Я ему ничего не отвечаю, лежу не двигаясь. Он поднимается, встает опять передо мной на колени, смотрит на меня в этой темноте и говорит каким-то осипшим голосом, словно горло ему перехватило:

«Ты спишь… Ни о чем не думаешь… Ни в чем не сомневаешься, а я вот хочу тебя предать. И не позднее чем завтра утром…»

Он начал шарить в своих лохмотьях, вынул из ширинки, схватил обеими руками, наставил на меня:

«Я вот отолью сейчас на тебя, сука! Больно мне, терпеть невмоготу…»

Но так и застыл, словно оцепенел.

«Богу угодно, чтобы я выдал тебя. Только богу, и никому другому. Это он меня толкает на это дело. Вот поэтому-то мне так больно…»

И добавил:

«Спи, крошка. Я уже ничего не могу поделать. Я тут ни при чем».

Он ложится на свое место. Ворочается с боку на бок, вздрагивает. Потом успокаивается и затихает.

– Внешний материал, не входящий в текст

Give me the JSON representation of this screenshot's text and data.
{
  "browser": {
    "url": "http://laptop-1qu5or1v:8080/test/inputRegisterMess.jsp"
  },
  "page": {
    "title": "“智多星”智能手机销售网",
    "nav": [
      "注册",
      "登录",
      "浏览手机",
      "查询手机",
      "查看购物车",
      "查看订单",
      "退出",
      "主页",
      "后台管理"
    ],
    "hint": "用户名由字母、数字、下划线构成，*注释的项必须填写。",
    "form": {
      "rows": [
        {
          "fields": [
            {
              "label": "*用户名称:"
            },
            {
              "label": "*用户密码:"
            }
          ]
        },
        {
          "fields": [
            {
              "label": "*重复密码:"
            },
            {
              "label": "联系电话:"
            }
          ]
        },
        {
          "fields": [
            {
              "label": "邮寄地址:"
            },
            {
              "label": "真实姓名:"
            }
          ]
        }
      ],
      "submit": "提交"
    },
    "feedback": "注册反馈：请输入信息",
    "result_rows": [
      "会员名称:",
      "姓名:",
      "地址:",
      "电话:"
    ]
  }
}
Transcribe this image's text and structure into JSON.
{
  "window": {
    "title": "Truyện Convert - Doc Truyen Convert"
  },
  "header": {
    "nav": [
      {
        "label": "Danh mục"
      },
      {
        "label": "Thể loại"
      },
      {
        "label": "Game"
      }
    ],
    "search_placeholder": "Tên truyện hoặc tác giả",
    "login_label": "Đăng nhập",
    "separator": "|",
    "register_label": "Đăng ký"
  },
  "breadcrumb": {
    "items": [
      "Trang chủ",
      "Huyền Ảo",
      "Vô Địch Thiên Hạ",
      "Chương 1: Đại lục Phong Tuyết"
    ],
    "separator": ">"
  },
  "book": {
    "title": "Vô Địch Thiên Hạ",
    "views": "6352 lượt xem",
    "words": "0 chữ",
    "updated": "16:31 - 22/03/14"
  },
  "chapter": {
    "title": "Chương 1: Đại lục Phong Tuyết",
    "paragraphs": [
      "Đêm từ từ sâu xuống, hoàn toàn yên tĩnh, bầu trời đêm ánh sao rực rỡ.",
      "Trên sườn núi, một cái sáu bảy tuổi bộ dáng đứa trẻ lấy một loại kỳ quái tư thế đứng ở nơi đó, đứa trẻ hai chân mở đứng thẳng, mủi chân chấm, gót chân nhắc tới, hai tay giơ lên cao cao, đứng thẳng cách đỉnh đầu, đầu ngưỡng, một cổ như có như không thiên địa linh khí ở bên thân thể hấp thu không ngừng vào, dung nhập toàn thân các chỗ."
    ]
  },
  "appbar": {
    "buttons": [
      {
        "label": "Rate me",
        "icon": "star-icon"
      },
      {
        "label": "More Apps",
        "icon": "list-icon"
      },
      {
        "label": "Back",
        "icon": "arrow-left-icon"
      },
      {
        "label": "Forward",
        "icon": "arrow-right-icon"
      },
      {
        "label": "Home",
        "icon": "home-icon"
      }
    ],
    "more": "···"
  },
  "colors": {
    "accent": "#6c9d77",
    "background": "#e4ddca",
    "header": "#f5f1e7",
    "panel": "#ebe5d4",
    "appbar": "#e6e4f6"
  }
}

И вот лицо Каримы уплывает все дальше, скрывается в серо-голубых водах этих необычайно прозрачных летних сумерек, прошлое и будущее как бы сливаются воедино, и теперь перед взором Родвана, как бы рождаясь в легких волнах света, возникает другое лицо, молчаливое и спокойное, с большими зелеными, как листья марены, глазами… Он кажется таким нереальным, этот образ счастья, отраженный в зеркале памяти, но он так уже давно и так настойчиво присутствует там, так заполняет все собой и так переливается всеми цветами радуги, что его нельзя принять за мираж.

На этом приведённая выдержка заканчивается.